Tuesday, November 9, 2010

Your writing voice isn't always right the first time. So, revise

Novelist Allegra Goodman (who, I discovered, has a lot of writing advice/tips on her blog) wrote about revising in a Wall Street Journal guest column. She talks about figuring out, as a young writer, the power of revising  your own work.Naturally she's approaching it as a fiction writer, but if you replace "fiction" with "nonfiction," what she says applies to what we do (and I think the last graf here really hits home...it's why so many people write leads based on advertising slogans and think they're being clever):

"Starting with inspiration and some talent, you could work to be a writer. You could keep revising, and improve.


"Why was this idea so surprising and liberating for me? Like many literary teenagers, I believed that art was a matter of instinct—that the artist's first impulse is the most authentic, that revision is something you do to essays but hardly applies to poetry or fiction. I pictured revision as drudge work, spoiling all that was fresh and original. But what if revision actually improved ideas?  ...

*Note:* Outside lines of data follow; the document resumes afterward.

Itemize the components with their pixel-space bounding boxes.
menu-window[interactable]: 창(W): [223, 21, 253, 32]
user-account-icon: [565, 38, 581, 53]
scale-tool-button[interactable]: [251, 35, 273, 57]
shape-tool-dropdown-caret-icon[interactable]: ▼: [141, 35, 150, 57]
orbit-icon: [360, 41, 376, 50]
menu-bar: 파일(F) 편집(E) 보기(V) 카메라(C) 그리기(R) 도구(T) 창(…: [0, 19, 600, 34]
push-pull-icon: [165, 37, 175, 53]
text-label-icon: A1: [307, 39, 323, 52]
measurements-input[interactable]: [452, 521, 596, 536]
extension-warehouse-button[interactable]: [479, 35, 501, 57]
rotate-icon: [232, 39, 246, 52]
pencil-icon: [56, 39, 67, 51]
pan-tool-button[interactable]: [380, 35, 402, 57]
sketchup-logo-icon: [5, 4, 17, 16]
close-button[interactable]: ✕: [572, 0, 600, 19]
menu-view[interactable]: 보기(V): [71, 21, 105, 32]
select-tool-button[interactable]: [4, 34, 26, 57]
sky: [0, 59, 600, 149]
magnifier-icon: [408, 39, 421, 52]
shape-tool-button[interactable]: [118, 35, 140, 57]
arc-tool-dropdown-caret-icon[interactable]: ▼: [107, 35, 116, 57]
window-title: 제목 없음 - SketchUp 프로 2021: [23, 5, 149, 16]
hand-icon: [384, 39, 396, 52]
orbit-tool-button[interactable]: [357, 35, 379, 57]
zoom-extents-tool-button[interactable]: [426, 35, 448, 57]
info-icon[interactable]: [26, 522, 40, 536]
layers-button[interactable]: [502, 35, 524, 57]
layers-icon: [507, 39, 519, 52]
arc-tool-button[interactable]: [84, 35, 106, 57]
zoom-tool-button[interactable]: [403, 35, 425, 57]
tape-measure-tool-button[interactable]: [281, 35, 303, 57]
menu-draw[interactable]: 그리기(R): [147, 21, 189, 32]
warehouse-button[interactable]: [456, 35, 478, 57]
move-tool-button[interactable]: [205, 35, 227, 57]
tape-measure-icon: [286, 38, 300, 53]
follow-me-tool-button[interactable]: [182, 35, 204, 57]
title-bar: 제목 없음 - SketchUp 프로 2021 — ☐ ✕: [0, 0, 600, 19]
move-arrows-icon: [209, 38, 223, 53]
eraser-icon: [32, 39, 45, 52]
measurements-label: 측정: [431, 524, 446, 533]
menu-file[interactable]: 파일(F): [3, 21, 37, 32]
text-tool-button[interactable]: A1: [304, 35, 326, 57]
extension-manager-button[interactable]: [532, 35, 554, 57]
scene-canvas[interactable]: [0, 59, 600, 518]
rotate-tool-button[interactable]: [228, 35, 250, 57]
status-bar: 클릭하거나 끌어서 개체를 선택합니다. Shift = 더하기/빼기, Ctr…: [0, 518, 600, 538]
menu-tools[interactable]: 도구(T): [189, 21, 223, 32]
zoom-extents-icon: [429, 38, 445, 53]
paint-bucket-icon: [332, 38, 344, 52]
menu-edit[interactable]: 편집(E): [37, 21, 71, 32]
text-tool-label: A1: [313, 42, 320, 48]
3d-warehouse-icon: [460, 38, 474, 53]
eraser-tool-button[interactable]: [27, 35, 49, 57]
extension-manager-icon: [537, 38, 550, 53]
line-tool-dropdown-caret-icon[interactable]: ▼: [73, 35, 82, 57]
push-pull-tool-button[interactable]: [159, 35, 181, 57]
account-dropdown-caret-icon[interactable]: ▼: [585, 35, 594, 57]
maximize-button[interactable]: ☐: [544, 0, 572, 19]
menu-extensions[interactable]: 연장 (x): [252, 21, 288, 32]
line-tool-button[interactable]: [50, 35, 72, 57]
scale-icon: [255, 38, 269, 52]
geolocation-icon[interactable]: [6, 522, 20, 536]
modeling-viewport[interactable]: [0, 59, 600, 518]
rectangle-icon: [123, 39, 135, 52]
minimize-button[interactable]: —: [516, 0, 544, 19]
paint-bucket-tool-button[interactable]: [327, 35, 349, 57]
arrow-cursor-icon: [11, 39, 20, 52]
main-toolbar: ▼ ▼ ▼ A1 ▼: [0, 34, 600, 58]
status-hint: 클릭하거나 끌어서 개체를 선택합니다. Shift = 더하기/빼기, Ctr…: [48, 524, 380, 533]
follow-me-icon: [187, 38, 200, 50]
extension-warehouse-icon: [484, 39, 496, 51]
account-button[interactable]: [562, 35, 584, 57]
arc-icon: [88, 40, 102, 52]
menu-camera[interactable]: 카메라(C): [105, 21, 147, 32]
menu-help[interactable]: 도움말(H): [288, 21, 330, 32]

"...We grow up hearing that we should just be ourselves, and listen to our inner voices. But what if your authentic self won't shut up? What if your inner voice is boring? In revision you cut excess verbiage. Revising, you can experiment with other voices.

"It's great to tap into your unconscious, but remember how impressionable the unconscious can be, how quick to absorb the tropes of television and romance and life-affirming or cautionary memoir. Revision means testing and questioning conventions, forging a path through the cultural clutter that we mistake for our own creativity."